Second thing: The atonement, a lot of time, I feel like the stereotype of using Jesus Christ's atonement is for when we sin. It almost seems like an if then statement. If we sin, then we can use the atonement and repent. Now that is a very true and powerful statement, but I have learned that it also doesn't credit the atonement for all it has to offer. Jesus Christ atoned for us that we may be able to grow in all things, that as we turn to Him he will help us, in ALL things. He will help us with talents, and dreams, He will help us grow into the best version of ourselves. Because He loves us with an infinite love.

2 Nephi 32 tells us:
5 For behold, again I say unto you that if ye will enter in by the way, and receive the Holy Ghost, it will show unto you all things what ye should do. 
I love how it says "All Things". With that I want to extend to each of you a challenge, find time in your day and think of a question, a concern, a trial, or just anything and general you really really need help with. I invite you to pray about it and ask God to help you find an answer, then open up the Book of Mormon, literally anywhere.  I promise as you do, either through the words you will read, or through the spirit that you will feel, you will receive an answer. " It will show unto you all things what ye should do."

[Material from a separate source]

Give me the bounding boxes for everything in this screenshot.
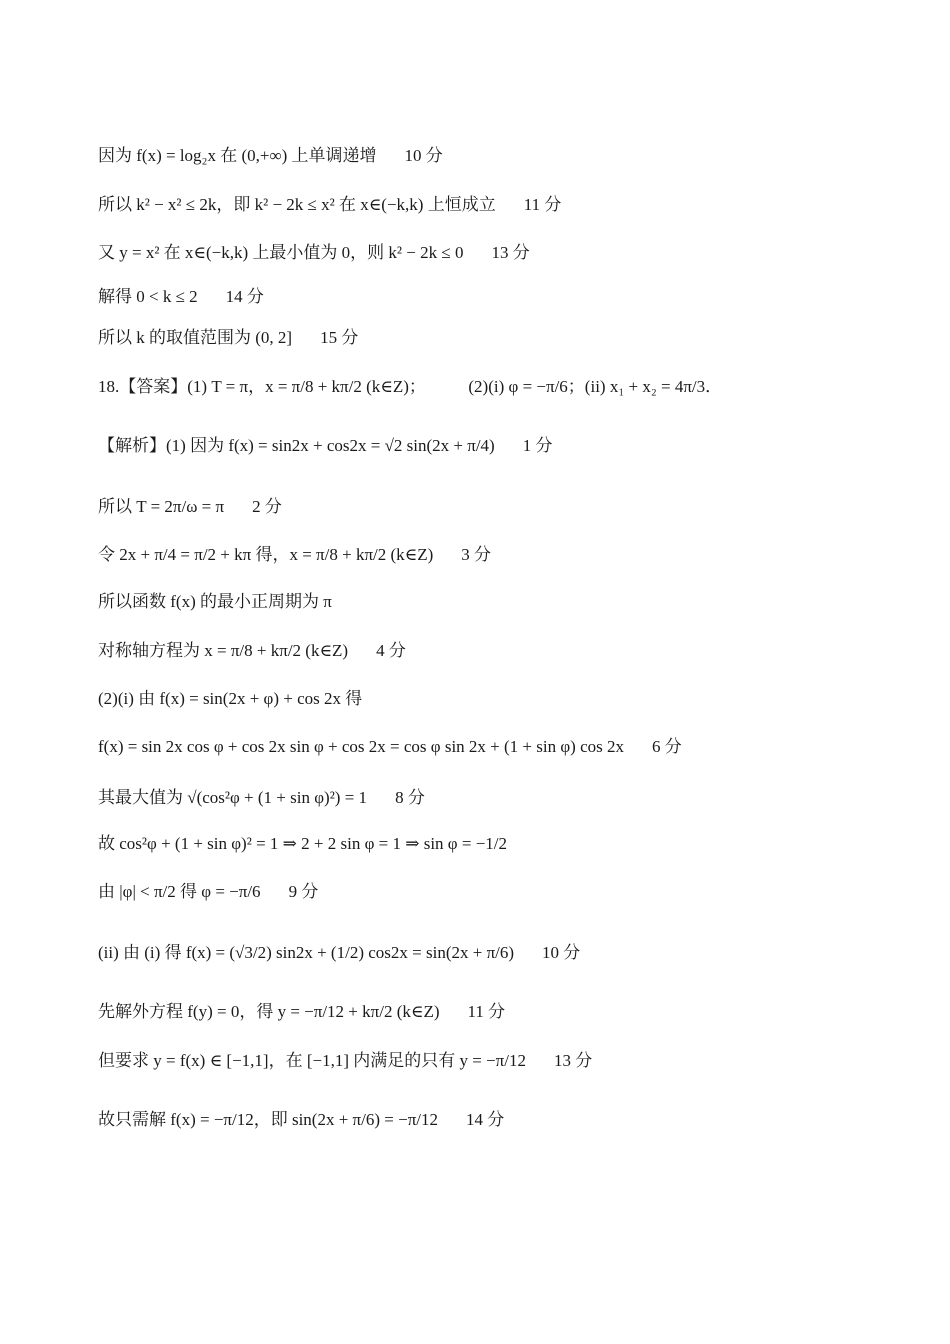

On top of having a fantastic learning experience through failure. We had some really fun things happen this week to, and have some even better things coming up in the weeks to come! Here's what happened this week!

I focused really hard on getting Joseph Smith’s vision down in Chinese. AND I DID :) here’s a video :)


I have seriously loved learning the language and I can promise the gift of tongues is so real.

Next, something else our district really likes to do is floral Friday, it spices things up! Here’s the cute photo of us succeeding for the first time :)



My zone has: ( left to right )
Elder Oquias, Elder Stolle, Sister Lobb, Elder Johnson, Sister Vea, Elder Young, Elder Hubert, Elder Caubalejo, Elder McCarther, and the cutest one me:)

This week was also kind of a bitter sweet week because all of the missionaries that got here I’m the beginning of June are leaving. Here’s our zone photo:


I won’t attempt to list all the names but all of them have a special place in my heart!

Lastly for this week I had an awesome experience, and this experience comes with an apology. We can all go to the temple now so I won’t be able to email near as enough, I hope I put a lot in these emails that it may be able to be a good email for all, because I am losing more and more time. BUT, THE TEMPLE WAS INCREDIBLE! The spirit was so strong and it definitely boosted my week. I also was able to do a Chinese name that I received from someone at the MTC it was really cool that I could already start doing work for the Chinese people! Here’s a picture of us at the temple:


I seriously love this MTC experience, yes I’m counting down the days till I leave, which is 21 by the way. But I have grown and learned so much! I cannot thank you all for your support and all the prayers, I can totally feel them!

I can’t wait to email you next week! I have some crazy things happening this week that I can’t wait to tell you about!

我想分享我的艦長。我知道這教會是真實的。我知道我們的天父愛我們。如果我們讀摩爾門經和祂可以幫助我們在我們的生活中。

( I want to share my testimony. I know this church is true. I know that our Heavenly Father loves us. And if we read the Book of Mormon He will be able to help us in our lives.)